Harrisburg PA – Many parents worry about their teens texting while driving, but students throughout Pennsylvania recently took part in a statewide competition to come up with new ways to curb unsafe distracted driving habits.
It’s called the Innovations Challenge by PennDOT, and a team of students from The Haverford School, Montgomery County, were chosen as the statewide winners.
All students in the competition were asked to come up with a unique or unusual project that could be developed within the next 5 to 10 years to prevent or discourage distracted driving.
The winning team developed a plan to use gyroscopic technology already available in most cell phones to detect real-time speed, acceleration and send alerts when unsafe driving practices are detected. Additionally, since the accelerometer can detect lane changes and drifts, it can monitor the frequency and quality of the teen’s driving behavior and focus.
“Since last fall, students have been working hard to solve this year’s challenge,” said PennDOT Secretary Leslie S. Richards. “My personal thanks to all who took part in the PennDOT Innovations Challenge this year. I am impressed by all of the innovative ideas we received to help make Pennsylvania a safer place to be.”
Launched this school year, the PennDOT Innovations Challenge is a statewide competition that called on teams of students in ninth through 11th grade to use their problem solving, creative and strategic-thinking abilities to solve a specific real-world transportation challenge.

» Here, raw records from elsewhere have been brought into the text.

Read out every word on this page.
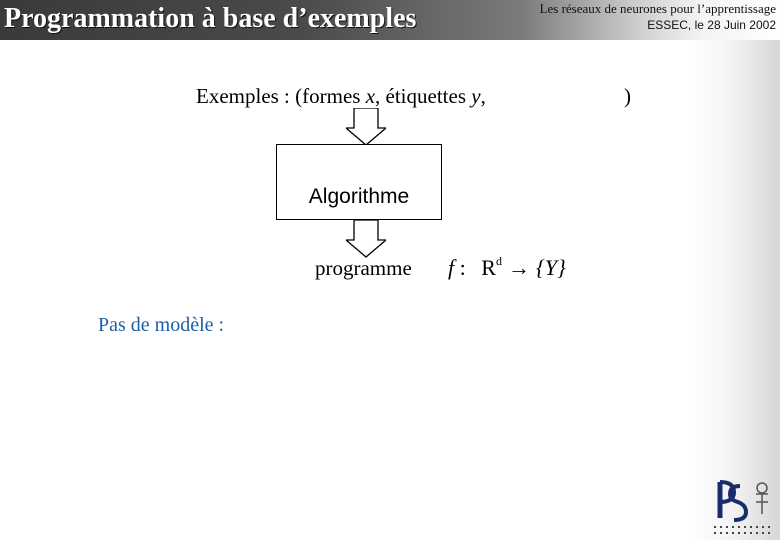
Programmation à base d’exemples	Les réseaux de neurones pour l’apprentissage
ESSEC, le 28 Juin 2002
Exemples : (formes x, étiquettes y,	)
Algorithme
programme f : $R^d \to \{Y\}$
Pas de modèle :
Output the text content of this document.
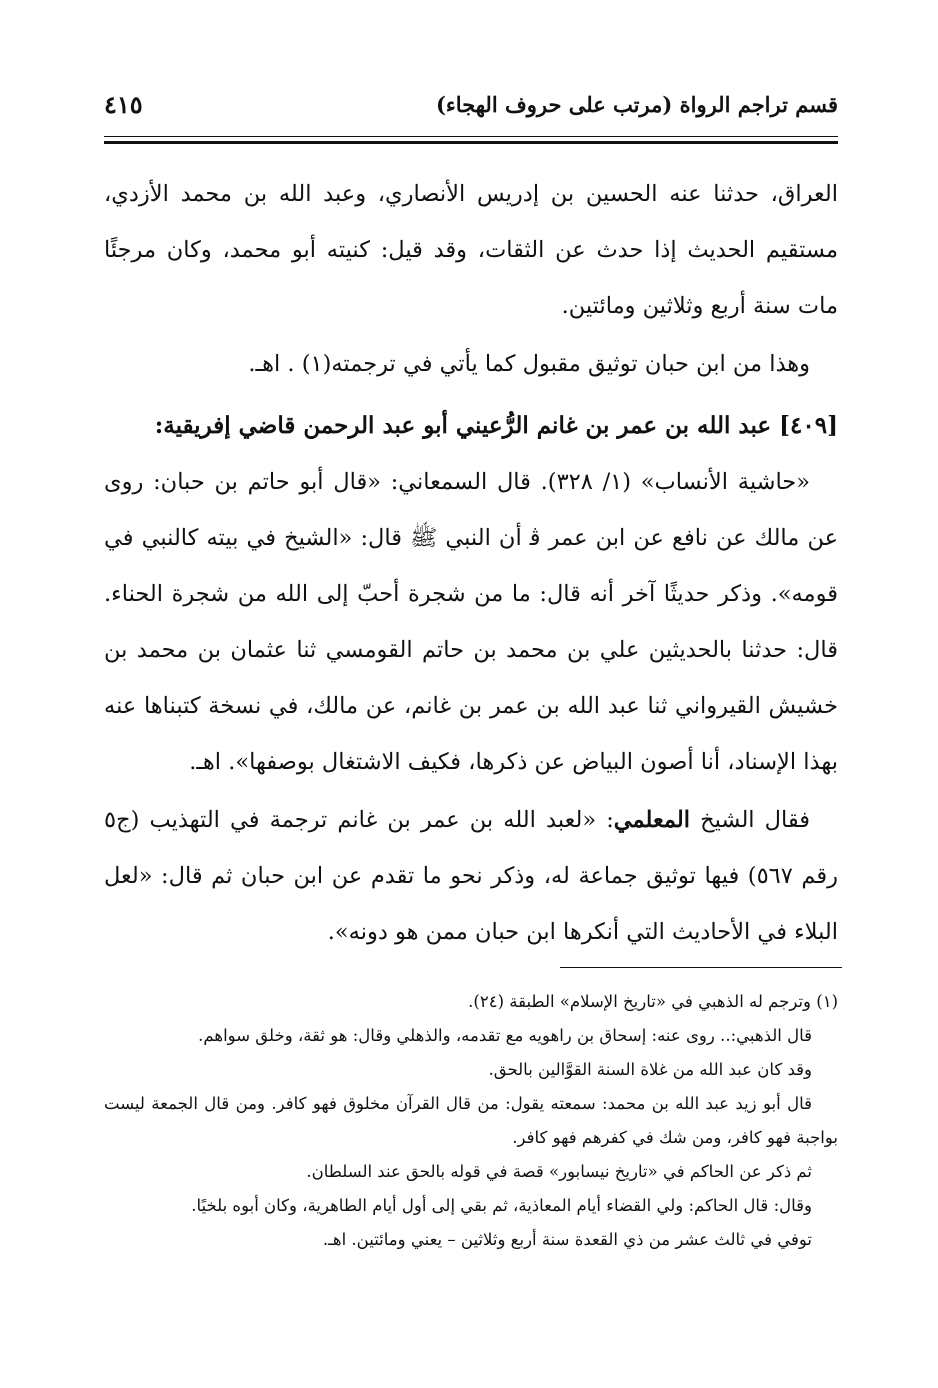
قسم تراجم الرواة (مرتب على حروف الهجاء)
٤١٥

العراق، حدثنا عنه الحسين بن إدريس الأنصاري، وعبد الله بن محمد الأزدي، مستقيم الحديث إذا حدث عن الثقات، وقد قيل: كنيته أبو محمد، وكان مرجئًا مات سنة أربع وثلاثين ومائتين.

وهذا من ابن حبان توثيق مقبول كما يأتي في ترجمته(١) . اهـ.

[٤٠٩] عبد الله بن عمر بن غانم الرُّعيني أبو عبد الرحمن قاضي إفريقية:

«حاشية الأنساب» (١/ ٣٢٨). قال السمعاني: «قال أبو حاتم بن حبان: روى عن مالك عن نافع عن ابن عمر ﭬ أن النبي ﷺ قال: «الشيخ في بيته كالنبي في قومه». وذكر حديثًا آخر أنه قال: ما من شجرة أحبّ إلى الله من شجرة الحناء. قال: حدثنا بالحديثين علي بن محمد بن حاتم القومسي ثنا عثمان بن محمد بن خشيش القيرواني ثنا عبد الله بن عمر بن غانم، عن مالك، في نسخة كتبناها عنه بهذا الإسناد، أنا أصون البياض عن ذكرها، فكيف الاشتغال بوصفها». اهـ.

فقال الشيخ المعلمي: «لعبد الله بن عمر بن غانم ترجمة في التهذيب (ج٥ رقم ٥٦٧) فيها توثيق جماعة له، وذكر نحو ما تقدم عن ابن حبان ثم قال: «لعل البلاء في الأحاديث التي أنكرها ابن حبان ممن هو دونه».

(١) وترجم له الذهبي في «تاريخ الإسلام» الطبقة (٢٤).

قال الذهبي:.. روى عنه: إسحاق بن راهويه مع تقدمه، والذهلي وقال: هو ثقة، وخلق سواهم.

وقد كان عبد الله من غلاة السنة القوَّالين بالحق.

قال أبو زيد عبد الله بن محمد: سمعته يقول: من قال القرآن مخلوق فهو كافر. ومن قال الجمعة ليست بواجبة فهو كافر، ومن شك في كفرهم فهو كافر.

ثم ذكر عن الحاكم في «تاريخ نيسابور» قصة في قوله بالحق عند السلطان.

وقال: قال الحاكم: ولي القضاء أيام المعاذية، ثم بقي إلى أول أيام الطاهرية، وكان أبوه بلخيًا.

توفي في ثالث عشر من ذي القعدة سنة أربع وثلاثين – يعني ومائتين. اهـ.
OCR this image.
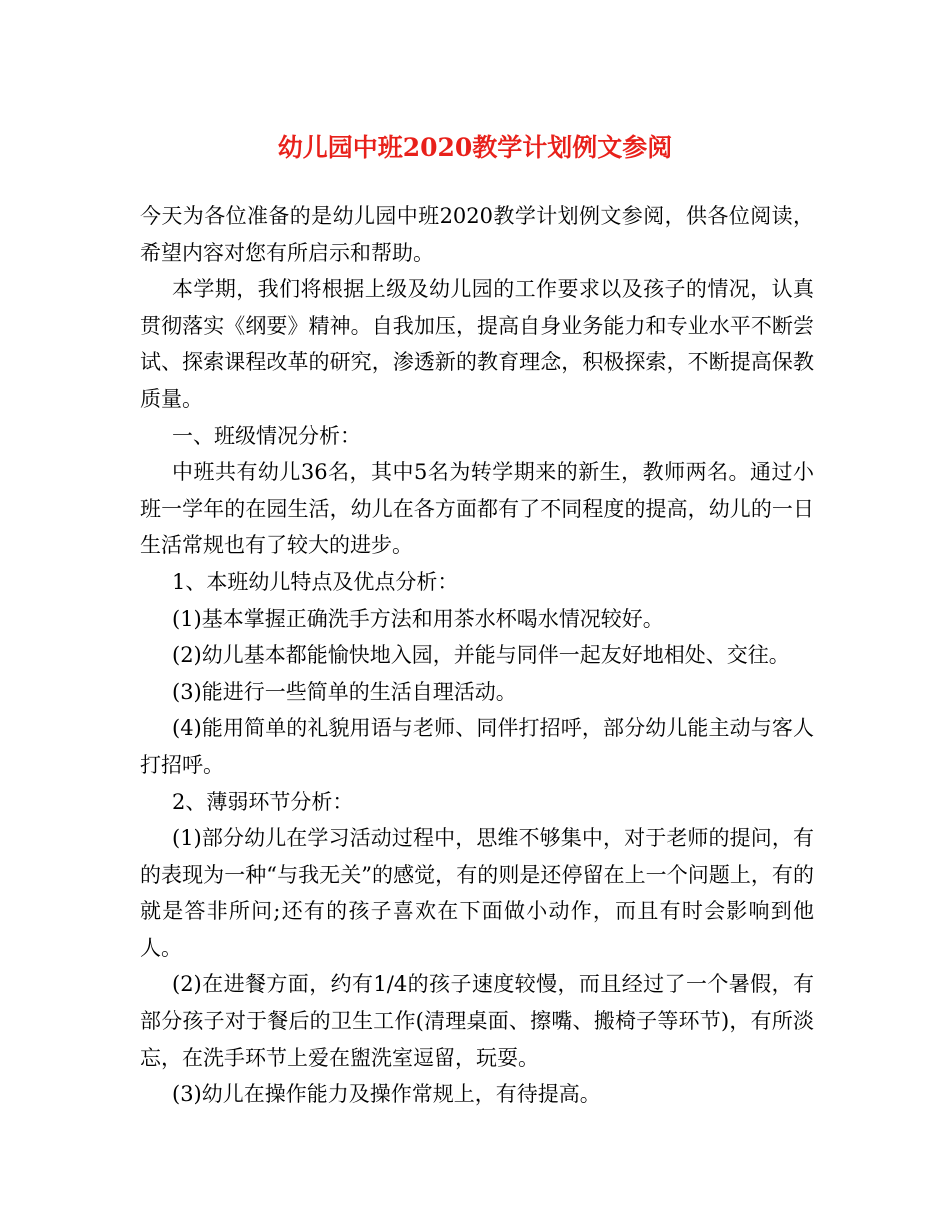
幼儿园中班2020教学计划例文参阅

今天为各位准备的是幼儿园中班2020教学计划例文参阅，供各位阅读，希望内容对您有所启示和帮助。

本学期，我们将根据上级及幼儿园的工作要求以及孩子的情况，认真贯彻落实《纲要》精神。自我加压，提高自身业务能力和专业水平不断尝试、探索课程改革的研究，渗透新的教育理念，积极探索，不断提高保教质量。

一、班级情况分析：

中班共有幼儿36名，其中5名为转学期来的新生，教师两名。通过小班一学年的在园生活，幼儿在各方面都有了不同程度的提高，幼儿的一日生活常规也有了较大的进步。

1、本班幼儿特点及优点分析：

(1)基本掌握正确洗手方法和用茶水杯喝水情况较好。

(2)幼儿基本都能愉快地入园，并能与同伴一起友好地相处、交往。

(3)能进行一些简单的生活自理活动。

(4)能用简单的礼貌用语与老师、同伴打招呼，部分幼儿能主动与客人打招呼。

2、薄弱环节分析：

(1)部分幼儿在学习活动过程中，思维不够集中，对于老师的提问，有的表现为一种“与我无关”的感觉，有的则是还停留在上一个问题上，有的就是答非所问;还有的孩子喜欢在下面做小动作，而且有时会影响到他人。

(2)在进餐方面，约有1/4的孩子速度较慢，而且经过了一个暑假，有部分孩子对于餐后的卫生工作(清理桌面、擦嘴、搬椅子等环节)，有所淡忘，在洗手环节上爱在盥洗室逗留，玩耍。

(3)幼儿在操作能力及操作常规上，有待提高。
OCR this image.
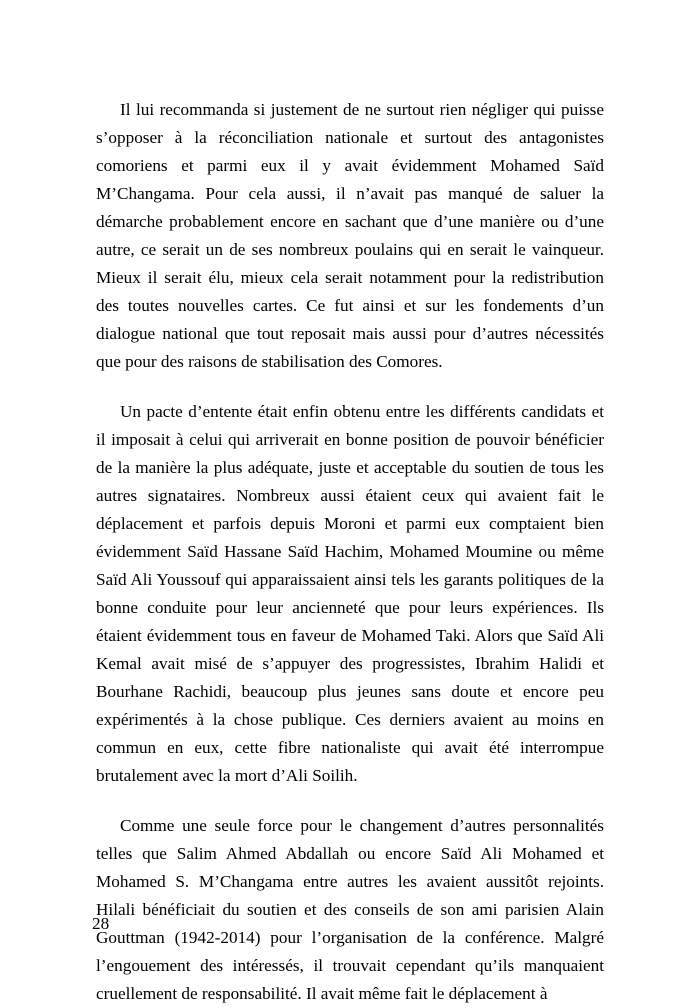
Il lui recommanda si justement de ne surtout rien négliger qui puisse s’opposer à la réconciliation nationale et surtout des antagonistes comoriens et parmi eux il y avait évidemment Mohamed Saïd M’Changama. Pour cela aussi, il n’avait pas manqué de saluer la démarche probablement encore en sachant que d’une manière ou d’une autre, ce serait un de ses nombreux poulains qui en serait le vainqueur. Mieux il serait élu, mieux cela serait notamment pour la redistribution des toutes nouvelles cartes. Ce fut ainsi et sur les fondements d’un dialogue national que tout reposait mais aussi pour d’autres nécessités que pour des raisons de stabilisation des Comores.

Un pacte d’entente était enfin obtenu entre les différents candidats et il imposait à celui qui arriverait en bonne position de pouvoir bénéficier de la manière la plus adéquate, juste et acceptable du soutien de tous les autres signataires. Nombreux aussi étaient ceux qui avaient fait le déplacement et parfois depuis Moroni et parmi eux comptaient bien évidemment Saïd Hassane Saïd Hachim, Mohamed Moumine ou même Saïd Ali Youssouf qui apparaissaient ainsi tels les garants politiques de la bonne conduite pour leur ancienneté que pour leurs expériences. Ils étaient évidemment tous en faveur de Mohamed Taki. Alors que Saïd Ali Kemal avait misé de s’appuyer des progressistes, Ibrahim Halidi et Bourhane Rachidi, beaucoup plus jeunes sans doute et encore peu expérimentés à la chose publique. Ces derniers avaient au moins en commun en eux, cette fibre nationaliste qui avait été interrompue brutalement avec la mort d’Ali Soilih.

Comme une seule force pour le changement d’autres personnalités telles que Salim Ahmed Abdallah ou encore Saïd Ali Mohamed et Mohamed S. M’Changama entre autres les avaient aussitôt rejoints. Hilali bénéficiait du soutien et des conseils de son ami parisien Alain Gouttman (1942-2014) pour l’organisation de la conférence. Malgré l’engouement des intéressés, il trouvait cependant qu’ils manquaient cruellement de responsabilité. Il avait même fait le déplacement à

28
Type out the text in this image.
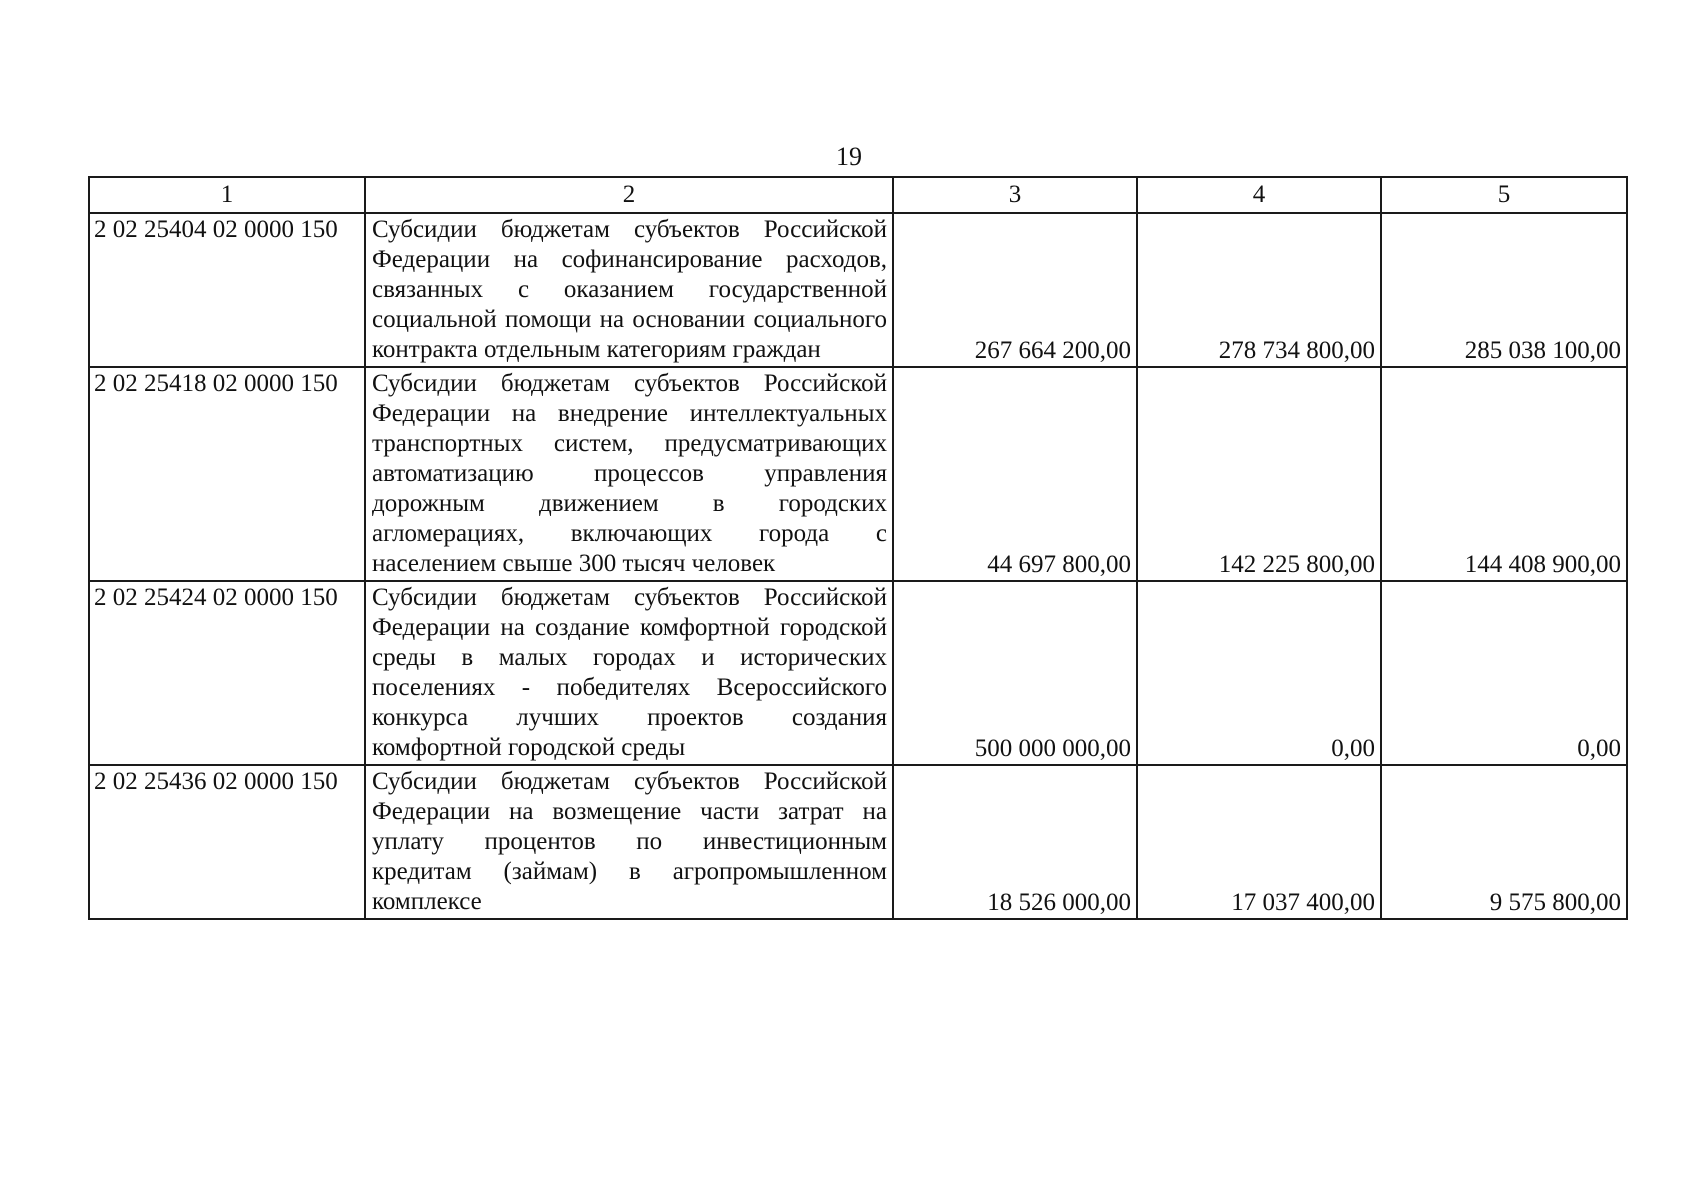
19
1	2	3	4	5
2 02 25404 02 0000 150	Субсидии бюджетам субъектов Российской Федерации на софинансирование расходов, связанных с оказанием государственной социальной помощи на основании социального контракта отдельным категориям граждан	267 664 200,00	278 734 800,00	285 038 100,00
2 02 25418 02 0000 150	Субсидии бюджетам субъектов Российской Федерации на внедрение интеллектуальных транспортных систем, предусматривающих автоматизацию процессов управления дорожным движением в городских агломерациях, включающих города с населением свыше 300 тысяч человек	44 697 800,00	142 225 800,00	144 408 900,00
2 02 25424 02 0000 150	Субсидии бюджетам субъектов Российской Федерации на создание комфортной городской среды в малых городах и исторических поселениях - победителях Всероссийского конкурса лучших проектов создания комфортной городской среды	500 000 000,00	0,00	0,00
2 02 25436 02 0000 150	Субсидии бюджетам субъектов Российской Федерации на возмещение части затрат на уплату процентов по инвестиционным кредитам (займам) в агропромышленном комплексе	18 526 000,00	17 037 400,00	9 575 800,00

Students were asked to look at technologies and innovative methods, aside from traditional paid advertising, marketing and social media channels, that can be developed in the next five to 10 years to curb unsafe teen driving practices.
Mentored by Holly Golecki, Upper School Science, Director of Robotics, statewide winning team members include: Yiheng Chen, Micky Fairorth, Aram LaVan and Will Vauclain.
The team’s innovation was a machine-learning based attention analysis tool for use on smartphones that incorporates the device’s existing technology. Using the built-in high-precision accelerometer and gyroscope, the platform can detect real-time speed, acceleration and send alerts when unsafe driving practices are detected. Additionally, since the accelerometer can detect lane changes and drifts, it can monitor the frequency and quality of the teen’s driving behavior and focus.
Seven regional winners were selected from 71 total entries to move on to compete in the statewide competition on April 24 in Harrisburg. Winning teams presented their solution to this year’s challenge to Richards and a panel of PennDOT judges who selected the statewide winner.
“I commend The Haverford School for their innovative solution to this ongoing problem,” Richards said. “I am impressed with their efforts and encouraged for the future knowing that bright young minds share the department’s passion for safety.”